Social distancing – an international experiment necessitated by the COVID-19 pandemic –inspired a global research project on the effectiveness of different ways of motivating people to follow the pandemic safety rules. Researchers from SWPS University’s Institute of Psychology, Marta Roczniewska, Ph.D., Olga Białobrzeska, Ph.D., and Michał Parzuchowski, Ph.D. / Associate Professor were part of the international team.

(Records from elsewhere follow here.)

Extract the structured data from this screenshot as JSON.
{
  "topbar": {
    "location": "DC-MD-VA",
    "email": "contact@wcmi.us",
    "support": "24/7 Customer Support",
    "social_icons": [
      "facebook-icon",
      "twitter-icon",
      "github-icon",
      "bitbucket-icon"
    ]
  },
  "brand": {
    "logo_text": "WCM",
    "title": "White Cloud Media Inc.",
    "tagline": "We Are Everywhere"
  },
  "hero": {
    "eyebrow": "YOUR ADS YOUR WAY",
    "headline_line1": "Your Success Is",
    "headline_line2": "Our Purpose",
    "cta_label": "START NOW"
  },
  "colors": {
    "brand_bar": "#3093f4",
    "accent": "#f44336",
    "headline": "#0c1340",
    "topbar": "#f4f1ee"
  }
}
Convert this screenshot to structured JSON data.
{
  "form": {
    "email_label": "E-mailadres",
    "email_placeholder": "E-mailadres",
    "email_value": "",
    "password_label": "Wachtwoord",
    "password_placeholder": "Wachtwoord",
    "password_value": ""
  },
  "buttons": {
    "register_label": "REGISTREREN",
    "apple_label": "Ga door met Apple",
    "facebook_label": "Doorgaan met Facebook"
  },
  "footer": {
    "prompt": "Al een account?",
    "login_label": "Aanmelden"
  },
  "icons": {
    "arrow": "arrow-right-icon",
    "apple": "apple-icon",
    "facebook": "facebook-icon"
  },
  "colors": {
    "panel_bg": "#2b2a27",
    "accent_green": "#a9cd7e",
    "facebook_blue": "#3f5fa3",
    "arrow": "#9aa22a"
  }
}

#COVID-19 #social distancing #effectiveness #motivation #agency

What we researched:

  • The study tested motivational qualities of messages about social distancing.

How we did it:

  • The cross-country, preregistered experiment (n = 25,718 from 89 countries) tested hypotheses concerning generalizable positive and negative outcomes of social distancing messages that promoted personal agency and reflective choices (i.e., an autonomy-supportive message) or were restrictive and shaming (i.e., a controlling message) compared with no message at all.
  • The researchers found out that the autonomy-supportive message decreased feelings of defying social distancing recommendations relative to the controlling message, and the controlling message increased controlled motivation, a less effective form of motivation, relative to no message. Message type did not impact intentions to socially distance, but people’s existing motivations were related to intentions.

Why is it important:

  • The findings from this study were generalizable across a geographically diverse sample and may inform public health communication strategies in this and future global health emergencies.

“This work highlights the potential harm of using shaming and pressuring language in public health communication, with implications for the current and future global health challenges."